Certaines troupes ont d’ores et déjà réussi à atteindre la capitale ukrainienne. Samedi, au troisième jour de l’opération, des combats extrêmement intenses ont eu lieu à l’intérieur même de la ville de 2,8 millions d’habitants. Dès l’aube, à l’Ouest, des affrontements violents ont eu lieu notamment avenue de la Victoire, l’une des principales artères de la capitale, où les Ukrainiens ont réussi à repousser des véhicules russes. Au Nord-Est, une attaque russe a visé une centrale électrique du quartier de Troieshchyna. S’ajoutent à cela diverses opérations dites de «sabotage», notamment dans le quartier d’Obolon au Nord. Il pourrait s’agir d’unités des SSO, les forces d’opérations spéciales, une unité d’élite de l’Armée russe, indépendante et chargée des missions les plus difficiles, notamment clandestines.
Enfin, autour de Kiev, plusieurs opérations des troupes aéroportées russes – les prestigieuses VDV reconnaissables à leurs marinières et à leurs bérets bleus – ont été menées. Un assaut par hélicoptères a été lancé dès jeudi à l’aéroport de fret Antonov de Gostomel situé à 20 km au nord-ouest de la capitale. Samedi, les forces ukrainiennes ont aussi fait état de «violents» combats à 30 km au sud-ouest de la capitale, où les Russes «essayent de faire débarquer des parachutistes». Kiev affirme avoir abattu un voire deux avions de transport lourds Iliouchine Il-76, ce qui n’a pas été confirmé visuellement.
La bataille de Kiev a donc bien commencé, mais cela ne signifie pas que les Russes prendront la capitale de sitôt car il ne s’agit plus de combats dans de grands espaces où les chars peuvent avancer rapidement, mais de combats urbains structurellement beaucoup plus difficiles pour l’attaquant. Par ailleurs, jusqu’à samedi soir, les Russes ne disposaient pas encore d’une continuité territoriale allant de la frontière russe ou biélorusse jusqu’à la capitale ukrainienne. Les forces les plus avancées n’appartenaient pas aux troupes régulières, mais étaient constituées des VDV et des SSO, plus ou moins isolées et ne disposant pas des moyens les plus lourds, qu’il s’agisse d’artillerie ou de chars. Depuis samedi soir, ce n’est plus le cas puisque la percée russe venue du Nord (sur la rive droite du Dniepr) va désormais directement jusqu’à l’aéroport de Gostomel qui était tenu jusque-là par des VDV. Soit à seulement 20km du centre de Kiev. Les forces russes vont donc pouvoir recevoir des renforts et être ravitaillées jusqu’au nord de la capitale, ce qui n’est pas encore le cas pour les offensives lancées au nord-est et à l’est où les troupes régulières russes sont encore assez loin de Kiev.

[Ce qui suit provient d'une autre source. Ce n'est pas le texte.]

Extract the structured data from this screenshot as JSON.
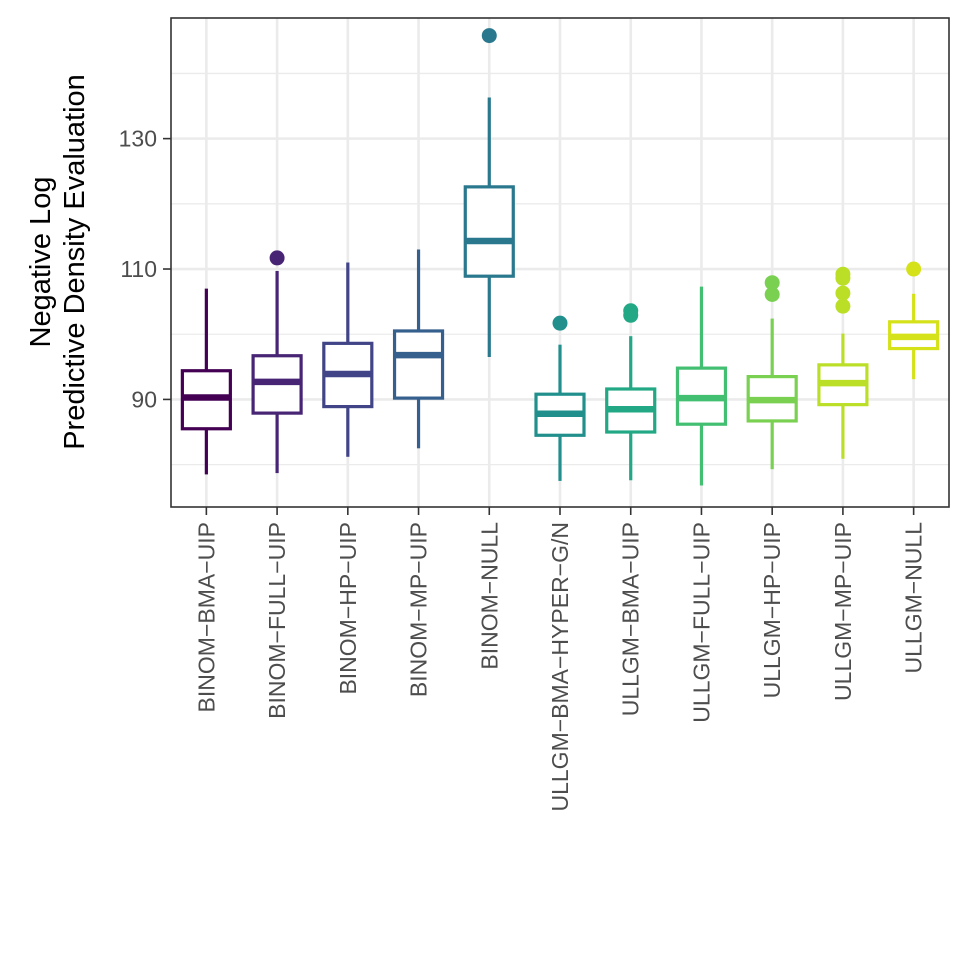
{
  "chart_data": {
    "type": "boxplot",
    "title": "",
    "xlabel": "",
    "ylabel_lines": [
      "Negative Log",
      "Predictive Density Evaluation"
    ],
    "ylim": [
      73.5,
      148.5
    ],
    "yticks": [
      90,
      110,
      130
    ],
    "yticks_minor": [
      80,
      100,
      120,
      140
    ],
    "grid": true,
    "legend": "none",
    "categories": [
      "BINOM−BMA−UIP",
      "BINOM−FULL−UIP",
      "BINOM−HP−UIP",
      "BINOM−MP−UIP",
      "BINOM−NULL",
      "ULLGM−BMA−HYPER−G/N",
      "ULLGM−BMA−UIP",
      "ULLGM−FULL−UIP",
      "ULLGM−HP−UIP",
      "ULLGM−MP−UIP",
      "ULLGM−NULL"
    ],
    "colors": [
      "#440154",
      "#482475",
      "#414487",
      "#355f8d",
      "#2a788e",
      "#21908d",
      "#22a884",
      "#43bf71",
      "#7ad151",
      "#bbdf27",
      "#d5e21a"
    ],
    "series": [
      {
        "name": "BINOM−BMA−UIP",
        "min": 78.5,
        "q1": 85.5,
        "median": 90.3,
        "q3": 94.4,
        "max": 107.0,
        "outliers": []
      },
      {
        "name": "BINOM−FULL−UIP",
        "min": 78.7,
        "q1": 87.9,
        "median": 92.7,
        "q3": 96.7,
        "max": 109.7,
        "outliers": [
          111.7
        ]
      },
      {
        "name": "BINOM−HP−UIP",
        "min": 81.2,
        "q1": 88.9,
        "median": 93.9,
        "q3": 98.6,
        "max": 111.0,
        "outliers": []
      },
      {
        "name": "BINOM−MP−UIP",
        "min": 82.5,
        "q1": 90.2,
        "median": 96.8,
        "q3": 100.5,
        "max": 113.0,
        "outliers": []
      },
      {
        "name": "BINOM−NULL",
        "min": 96.5,
        "q1": 108.9,
        "median": 114.3,
        "q3": 122.6,
        "max": 136.3,
        "outliers": [
          145.8
        ]
      },
      {
        "name": "ULLGM−BMA−HYPER−G/N",
        "min": 77.5,
        "q1": 84.5,
        "median": 87.8,
        "q3": 90.8,
        "max": 98.4,
        "outliers": [
          101.7
        ]
      },
      {
        "name": "ULLGM−BMA−UIP",
        "min": 77.6,
        "q1": 85.0,
        "median": 88.5,
        "q3": 91.6,
        "max": 99.7,
        "outliers": [
          102.9,
          103.6
        ]
      },
      {
        "name": "ULLGM−FULL−UIP",
        "min": 76.8,
        "q1": 86.2,
        "median": 90.2,
        "q3": 94.8,
        "max": 107.3,
        "outliers": []
      },
      {
        "name": "ULLGM−HP−UIP",
        "min": 79.3,
        "q1": 86.7,
        "median": 89.9,
        "q3": 93.5,
        "max": 102.4,
        "outliers": [
          106.1,
          107.9
        ]
      },
      {
        "name": "ULLGM−MP−UIP",
        "min": 80.9,
        "q1": 89.2,
        "median": 92.5,
        "q3": 95.3,
        "max": 100.1,
        "outliers": [
          104.3,
          106.3,
          108.6,
          109.2
        ]
      },
      {
        "name": "ULLGM−NULL",
        "min": 93.1,
        "q1": 97.8,
        "median": 99.6,
        "q3": 101.9,
        "max": 106.2,
        "outliers": [
          110.0
        ]
      }
    ]
  }
}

Une intense campagne de frappes
Au départ de l’invasion, dans la nuit de mercredi à jeudi, d’intenses frappes russes ont été menées sur tout le territoire ukrainien – 160 missiles à longue portée tirés en une nuit selon Washington -, et même jusqu’à Lviv à l’extrême ouest du pays, à proximité de la frontière polonaise. Ont été utilisés des batteries terrestres de missiles Iskander-M stationnées en Russie et en Biélorussie, mais aussi des missiles de croisière Kalibr tirés depuis des navires déployés en mer Noire et en mer d’Azov ou des missiles tirés depuis des chasseurs-bombardiers. Les Russes ont visé des dépôts de munitions, des centres de commandement, des bases aériennes et des systèmes de défense aérienne en vue de lancer les opérations terrestres en ayant la maîtrise du ciel et en affrontant un ennemi désorganisé. Depuis, les tirs de missiles de croisière continuent sans relâche, notamment à Kiev depuis deux jours.
En parallèle de ces frappes de précision qui font penser à la guerre américaine en Irak de 2003, les Russes s’appuient sur d’intenses bombardements d’artillerie, une vieille tradition militaire soviétique. De nombreuses vidéos montrent notamment l’emploi de lance-roquettes multiples, notamment des Grad et des Smerch, héritiers des «orgues de Staline» de la Seconde Guerre mondiale.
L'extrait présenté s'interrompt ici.